Für die Türkei wird die Situation wohl unverändert bleiben. Die deutschsprachigen Kunden wollen zwar wieder raus und auch neue Reviere erkunden. Sie bleiben dem Land aber weiterhin lieber fern.

  Die Türkei trifft es in diesem Sommer doppelt schwer: Viele Segler aus Westeuropa sind dem Land schon in den vergangenen Jahren fern geblieben. Nun dürften auch noch die russischen Segler ausfallen, die zuletzt Geld ins Land gebracht hattenFoto: A.Fritsch/Yacht
Die Türkei trifft es in diesem Sommer doppelt schwer: Viele Segler aus Westeuropa sind dem Land schon in den vergangenen Jahren fern geblieben. Nun dürften auch noch die russischen Segler ausfallen, die zuletzt Geld ins Land gebracht hatten

Davon müssten doch Länder wie Griechenland profitieren?

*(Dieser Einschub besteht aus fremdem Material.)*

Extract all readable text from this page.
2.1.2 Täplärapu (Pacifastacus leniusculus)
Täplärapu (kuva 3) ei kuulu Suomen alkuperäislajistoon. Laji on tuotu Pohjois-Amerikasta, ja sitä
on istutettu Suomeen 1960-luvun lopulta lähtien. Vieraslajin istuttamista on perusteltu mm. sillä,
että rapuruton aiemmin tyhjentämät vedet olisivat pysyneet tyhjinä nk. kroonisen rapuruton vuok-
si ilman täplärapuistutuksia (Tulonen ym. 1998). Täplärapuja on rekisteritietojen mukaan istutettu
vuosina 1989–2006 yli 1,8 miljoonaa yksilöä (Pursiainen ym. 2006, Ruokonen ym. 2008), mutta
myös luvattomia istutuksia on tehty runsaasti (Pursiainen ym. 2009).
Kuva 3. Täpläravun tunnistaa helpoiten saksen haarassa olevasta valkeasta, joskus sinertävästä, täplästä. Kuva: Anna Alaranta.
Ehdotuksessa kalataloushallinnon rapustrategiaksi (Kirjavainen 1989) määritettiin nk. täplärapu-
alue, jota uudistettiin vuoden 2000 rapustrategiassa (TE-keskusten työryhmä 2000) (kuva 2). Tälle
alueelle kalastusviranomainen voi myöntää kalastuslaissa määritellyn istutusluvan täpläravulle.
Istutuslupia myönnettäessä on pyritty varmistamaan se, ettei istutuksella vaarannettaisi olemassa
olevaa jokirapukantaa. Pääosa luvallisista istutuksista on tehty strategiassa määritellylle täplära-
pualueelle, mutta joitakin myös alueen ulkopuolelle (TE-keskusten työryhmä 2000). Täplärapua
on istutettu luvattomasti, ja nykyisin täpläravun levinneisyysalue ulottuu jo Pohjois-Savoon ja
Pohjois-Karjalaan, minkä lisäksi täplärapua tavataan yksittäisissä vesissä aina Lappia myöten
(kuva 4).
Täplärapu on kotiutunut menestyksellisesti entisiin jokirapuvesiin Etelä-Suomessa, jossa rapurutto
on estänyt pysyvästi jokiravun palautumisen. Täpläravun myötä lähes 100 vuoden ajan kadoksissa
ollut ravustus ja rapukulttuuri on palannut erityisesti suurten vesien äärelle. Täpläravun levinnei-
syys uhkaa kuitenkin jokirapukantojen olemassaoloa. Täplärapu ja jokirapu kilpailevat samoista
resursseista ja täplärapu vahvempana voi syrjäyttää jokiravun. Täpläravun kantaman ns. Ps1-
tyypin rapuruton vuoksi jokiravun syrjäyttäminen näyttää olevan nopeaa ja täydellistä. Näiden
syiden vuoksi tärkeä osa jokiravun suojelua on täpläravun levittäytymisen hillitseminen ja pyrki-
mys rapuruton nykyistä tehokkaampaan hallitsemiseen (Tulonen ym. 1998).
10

Ja, aber davon haben Charterurlauber nichts. Denn da der allgemeine flugabhängige Tourismus eindeutig wieder stärker wird, steht zu befürchten, dass für unsere Chartergäste nicht genug Flugkapazitäten übrig bleiben. Dazu kommt, dass es das Revier, wie man es von früher kennt, so nicht mehr gibt.

Weil sich auch dort die Krisen auswirken?

Nein, es hat eher mit den Wirtschaftsmaßnahmen der griechischen Regierung zu tun. Die hat große Förderprogramme zur Belebung des Chartergeschäfts aufgelegt, die jetzt greifen. Das heißt, es wird zunehmend eng werden in dem Revier. Und wenn es zu eng wird, stimmt meist das Preis-Leistungs-Verhältnis nicht mehr. Die alte Rechnung vom günstigen Ägäis- oder Kykladentörn, wo man abends noch kostenlos vor einer Taverne anlegt, wird künftig eher nicht mehr aufgehen.

Die Preise steigen ja gerade in vielen Bereichen massiv. Wie sehr trifft es die Vercharterer?

Auch für unsere Branche wird alles teurer. Allein die Anschaffungskosten für neue Schiffe klettern derzeit zwischen sechs und acht Prozent – vierteljährlich! Die Liegegebühren dürften zudem etwa im Süden Kroatiens mit Preiserhöhungen um die 15 Prozent zu Buche schlagen. Wir müssten längst unsere eigenen Preise anpassen, tun es aber noch nicht.

Wagen wir zum Schluss einen Blick voraus: Welches Revier hat in den nächsten Jahren das größte Potenzial?

Ich will kein Prophet sein, aber ich halte in nicht allzu langer Zeit die Rückkehr der Türkei als das wunderbare Segelrevier, das es nun einmal ist, für wahrscheinlich. Nirgends kann man derzeit ein neues Charterschiff günstiger buchen als dort.